The iframe component enables isolating styling from the site's content. Since its own window as well, you can run anything inside it to create the view displayed to the user. If you want to build something fancy, you can use Backbone, Angular, or any other framework you'd like. Minimally, you will want to add a little logic to help wrap the messaging between the main window and the iframe window to ensure consistent communication:

   
   // Receive messages from parent controller
   window.addEventListener( 'message', ... )

   // Send messages to parent controller
   function notify( topic, data ) {
      window.parent.postMessage( JSON.stringify({ source: window.location.href, topic: topic, data: data }), '*' );
   }


The only other issue to be aware of when running code in the iframe is working around cross-domain security policies. When I tried to render a Backbone view in an iframe I created, I had issues since the Underscore micro-template uses eval to inject data into the compiled template and render the view. To enable this feature, you have to add this line to your manifest file:

   "content_security_policy": "script-src 'self' 'unsafe-eval'; object-src 'self'"


Monitor/Detect

The final piece of the puzzle that may not always be important to every plugin is watching the target page for interesting changes. Since most sites dynamically load and generate content, its not good enough to wait for the page to load and check it for certain content. For instance, if you're creating an extension to perform actions with images found on a page, those images may only load as the user scrolls the page. If its a single page app, the page loads once and everything else renders inside that page dynamically. Instead of binding to the loaded event, you have to bind to a mutation event. However, these events fire often and are prone to crash if not used wisely.
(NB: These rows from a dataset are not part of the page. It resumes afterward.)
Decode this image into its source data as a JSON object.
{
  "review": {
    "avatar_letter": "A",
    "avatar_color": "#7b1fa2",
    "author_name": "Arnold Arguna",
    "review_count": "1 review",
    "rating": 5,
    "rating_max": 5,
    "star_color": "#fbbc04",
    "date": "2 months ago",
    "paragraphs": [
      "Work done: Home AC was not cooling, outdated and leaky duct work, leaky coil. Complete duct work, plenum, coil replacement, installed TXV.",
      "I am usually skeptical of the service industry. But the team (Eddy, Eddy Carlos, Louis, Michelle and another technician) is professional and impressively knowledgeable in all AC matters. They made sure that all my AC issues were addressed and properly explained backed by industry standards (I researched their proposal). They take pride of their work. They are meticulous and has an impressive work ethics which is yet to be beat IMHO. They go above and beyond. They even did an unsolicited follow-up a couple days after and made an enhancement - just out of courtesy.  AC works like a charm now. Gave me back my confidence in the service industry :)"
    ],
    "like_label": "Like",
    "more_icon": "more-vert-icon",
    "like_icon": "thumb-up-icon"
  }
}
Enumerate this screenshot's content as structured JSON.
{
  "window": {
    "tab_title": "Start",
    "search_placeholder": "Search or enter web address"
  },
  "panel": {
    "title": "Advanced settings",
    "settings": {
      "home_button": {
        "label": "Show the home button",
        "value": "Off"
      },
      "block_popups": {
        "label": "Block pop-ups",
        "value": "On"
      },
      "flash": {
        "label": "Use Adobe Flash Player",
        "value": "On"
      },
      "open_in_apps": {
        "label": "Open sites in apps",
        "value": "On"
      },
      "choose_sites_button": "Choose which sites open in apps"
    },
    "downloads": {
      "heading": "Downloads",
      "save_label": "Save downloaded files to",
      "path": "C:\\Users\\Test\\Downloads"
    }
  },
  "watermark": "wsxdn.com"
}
It was fortuitous that Addy Osmani wrote an article about DOM mutation observers because before I considered that approach, I was manually binding/unbinding and throttling the event:

function monitorChange() {
   $( document.body ).bind( 'DOMSubtreeModified', detectContent);
}

function unmonitorChange() {
   $( document.body ).unbind( 'DOMSubtreeModified', detectContent);
}

var detectContent= _.throttle(
      function() {

          var realChanges = 0;

          unmonitorChange();

          console.log( 'tree changed' );
          ...
          /* Find changes and do something, which may modify the DOM */
          ...

          monitorChange();
      },
      500,
      { trailing: false }
   );

detectContent();



Using the observer avoids both those solutions and even provides detail about the changes made. I'd still like to abstract this part slightly to provide selectors that should trigger different actions if that content is among the changes:
Detect.monitor({
   'insert img': function() {
      ...
   },

   'remove img': function() {
      ...
   }
});
Integrating that back into the page context's controller enables it to act on changes of interest and perform an appropriate action. Since the mutation observer API doesn't provide a robust query selector on exactly what to observe, this layer can provide that capability and dispatch an appropraite subset of targeted events.

Next Steps

So far I've only made a broad outline of the types of components I'd like to have when building a browser extension. Now its time to flush those pieces out so something useful can be built with them. I'm still a little early in my research and will definitely refine these concepts a bit. But after cobbling together a simple plugin, these were the main themes I saw emerging in my work.